Because an HTTP client has no way to signal that it no longer needs a session, each session has an associated timeout so that its resources can be reclaimed. The timeout period can be accessed by using a session’s getMaxInactiveInterval and setMaxInactiveInterval methods.

  • To ensure that an active session is not timed out, you should periodically access the session by using service methods because this resets the session’s time-to-live counter.

  • When a particular client interaction is finished, you use the session’s invalidate method to invalidate a session on the server side and remove any session data.

To Set the Timeout Period Using NetBeans IDE

To set the timeout period in the deployment descriptor using NetBeans IDE, follow these steps.

  1. Open the project if you haven’t already.
  2. Expand the project’s node in the Projects pane.
  3. Expand the Web Pages node and then the WEB-INF node.
  4. Double-click web.xml.
  5. Click General at the top of the editor.
  6. In the Session Timeout field, type an integer value.

    The integer value represents the number of minutes of inactivity that must pass before the session times out.

Session Tracking

To associate a session with a user, a web container can use several methods, all of which involve passing an identifier between the client and the server.
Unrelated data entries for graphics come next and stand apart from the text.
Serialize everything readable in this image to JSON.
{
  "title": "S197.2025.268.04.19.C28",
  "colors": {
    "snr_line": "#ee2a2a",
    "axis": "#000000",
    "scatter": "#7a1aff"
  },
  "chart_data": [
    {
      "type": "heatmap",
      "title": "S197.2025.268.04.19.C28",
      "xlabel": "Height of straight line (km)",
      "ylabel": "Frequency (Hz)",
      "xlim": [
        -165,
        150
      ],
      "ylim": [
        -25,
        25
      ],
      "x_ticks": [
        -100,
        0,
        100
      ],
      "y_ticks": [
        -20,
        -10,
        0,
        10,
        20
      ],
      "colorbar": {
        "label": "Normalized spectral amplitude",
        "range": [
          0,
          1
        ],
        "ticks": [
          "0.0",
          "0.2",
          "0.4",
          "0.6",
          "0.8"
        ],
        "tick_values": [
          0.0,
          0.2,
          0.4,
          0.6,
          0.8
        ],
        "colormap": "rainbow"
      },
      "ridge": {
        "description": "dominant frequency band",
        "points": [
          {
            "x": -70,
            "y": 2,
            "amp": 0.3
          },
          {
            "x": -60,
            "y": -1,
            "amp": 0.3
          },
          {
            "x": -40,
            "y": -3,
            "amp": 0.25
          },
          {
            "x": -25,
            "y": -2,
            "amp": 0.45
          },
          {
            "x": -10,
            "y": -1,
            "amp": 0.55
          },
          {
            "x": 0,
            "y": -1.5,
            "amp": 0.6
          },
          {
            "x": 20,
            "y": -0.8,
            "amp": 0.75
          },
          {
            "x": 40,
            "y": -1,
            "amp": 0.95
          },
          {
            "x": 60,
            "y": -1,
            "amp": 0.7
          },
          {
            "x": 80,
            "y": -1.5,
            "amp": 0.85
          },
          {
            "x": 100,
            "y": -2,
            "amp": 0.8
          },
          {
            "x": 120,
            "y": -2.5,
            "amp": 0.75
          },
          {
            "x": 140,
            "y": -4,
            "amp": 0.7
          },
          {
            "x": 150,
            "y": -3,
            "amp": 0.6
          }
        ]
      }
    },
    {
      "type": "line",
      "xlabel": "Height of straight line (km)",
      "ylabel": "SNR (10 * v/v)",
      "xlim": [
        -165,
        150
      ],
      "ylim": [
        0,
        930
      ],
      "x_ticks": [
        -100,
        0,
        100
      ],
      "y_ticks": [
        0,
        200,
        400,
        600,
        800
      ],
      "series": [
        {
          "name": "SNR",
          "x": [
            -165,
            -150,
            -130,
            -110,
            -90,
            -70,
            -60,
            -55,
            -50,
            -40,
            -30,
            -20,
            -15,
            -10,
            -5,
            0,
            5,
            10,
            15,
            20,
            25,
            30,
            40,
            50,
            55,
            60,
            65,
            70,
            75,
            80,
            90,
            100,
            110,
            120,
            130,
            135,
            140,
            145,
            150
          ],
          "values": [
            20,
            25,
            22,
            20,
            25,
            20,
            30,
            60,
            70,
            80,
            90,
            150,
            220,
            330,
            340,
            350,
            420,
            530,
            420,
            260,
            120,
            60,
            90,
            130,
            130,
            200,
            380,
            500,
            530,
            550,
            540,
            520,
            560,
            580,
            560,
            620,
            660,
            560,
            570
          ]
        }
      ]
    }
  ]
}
The identifier can be maintained on the client as a cookie, or the web component can include the identifier in every URL that is returned to the client.
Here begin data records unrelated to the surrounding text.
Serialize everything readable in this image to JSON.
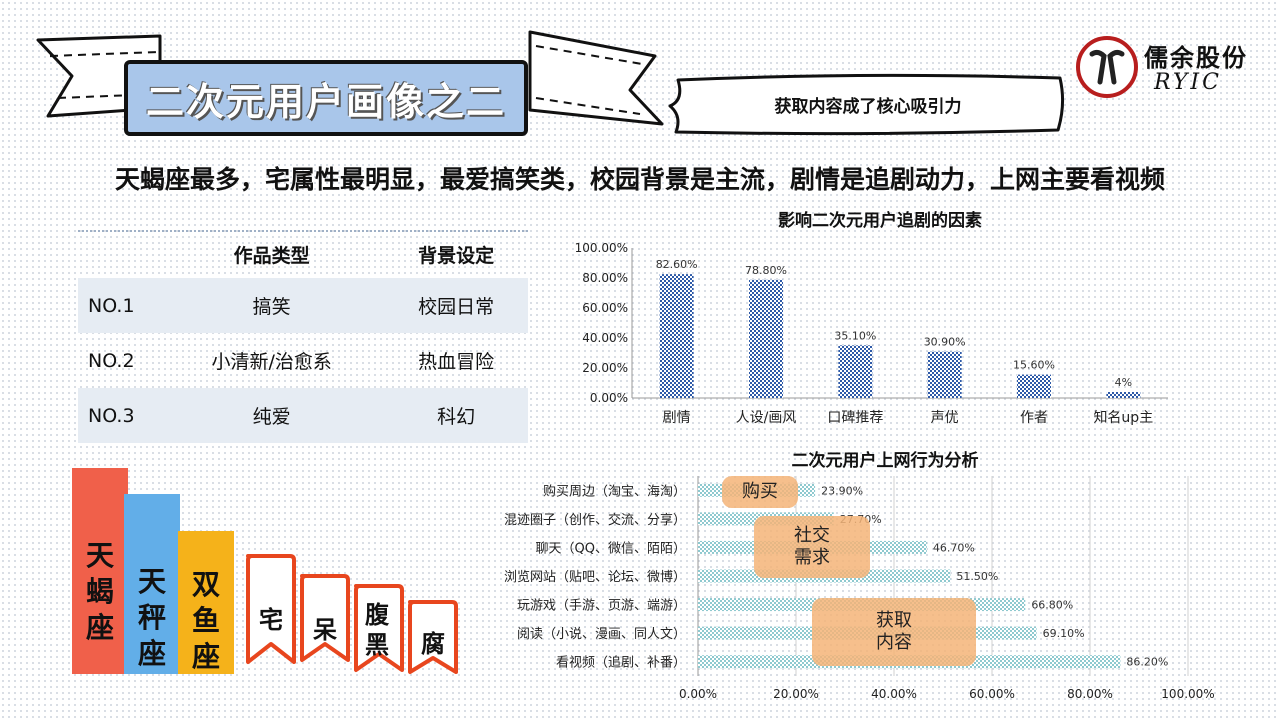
{
  "header": {
    "title": "二次元用户画像之二",
    "callout": "获取内容成了核心吸引力",
    "logo_cn": "儒余股份",
    "logo_en": "RYIC"
  },
  "headline": "天蝎座最多，宅属性最明显，最爱搞笑类，校园背景是主流，剧情是追剧动力，上网主要看视频",
  "rank_table": {
    "col_type": "作品类型",
    "col_bg": "背景设定",
    "rows": [
      {
        "no": "NO.1",
        "type": "搞笑",
        "bg": "校园日常"
      },
      {
        "no": "NO.2",
        "type": "小清新/治愈系",
        "bg": "热血冒险"
      },
      {
        "no": "NO.3",
        "type": "纯爱",
        "bg": "科幻"
      }
    ]
  },
  "zodiac": [
    {
      "label": "天蝎座",
      "value": 3,
      "color": "#f0604a"
    },
    {
      "label": "天秤座",
      "value": 2,
      "color": "#62aee8"
    },
    {
      "label": "双鱼座",
      "value": 1,
      "color": "#f5b21a"
    }
  ],
  "tags": [
    "宅",
    "呆",
    "腹黑",
    "腐"
  ],
  "bubbles": [
    "购买",
    "社交\n需求",
    "获取\n内容"
  ],
  "chart_data": [
    {
      "type": "bar",
      "title": "影响二次元用户追剧的因素",
      "categories": [
        "剧情",
        "人设/画风",
        "口碑推荐",
        "声优",
        "作者",
        "知名up主"
      ],
      "values": [
        82.6,
        78.8,
        35.1,
        30.9,
        15.6,
        4
      ],
      "data_labels": [
        "82.60%",
        "78.80%",
        "35.10%",
        "30.90%",
        "15.60%",
        "4%"
      ],
      "ylim": [
        0,
        100
      ],
      "y_ticks": [
        "0.00%",
        "20.00%",
        "40.00%",
        "60.00%",
        "80.00%",
        "100.00%"
      ],
      "grid": false,
      "color": "#2e5aa8"
    },
    {
      "type": "bar",
      "orientation": "horizontal",
      "title": "二次元用户上网行为分析",
      "categories": [
        "购买周边（淘宝、海淘）",
        "混迹圈子（创作、交流、分享）",
        "聊天（QQ、微信、陌陌）",
        "浏览网站（贴吧、论坛、微博）",
        "玩游戏（手游、页游、端游）",
        "阅读（小说、漫画、同人文）",
        "看视频（追剧、补番）"
      ],
      "values": [
        23.9,
        27.7,
        46.7,
        51.5,
        66.8,
        69.1,
        86.2
      ],
      "data_labels": [
        "23.90%",
        "27.70%",
        "46.70%",
        "51.50%",
        "66.80%",
        "69.10%",
        "86.20%"
      ],
      "xlim": [
        0,
        100
      ],
      "x_ticks": [
        "0.00%",
        "20.00%",
        "40.00%",
        "60.00%",
        "80.00%",
        "100.00%"
      ],
      "grid": true,
      "color": "#8ec9cf"
    }
  ]
}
If your application uses session objects, you must ensure that session tracking is enabled by having the application rewrite URLs whenever the client turns off cookies. You do this by calling the response’s encodeURL(URL) method on all URLs returned by a servlet. This method includes the session ID in the URL only if cookies are disabled; otherwise, the method returns the URL unchanged.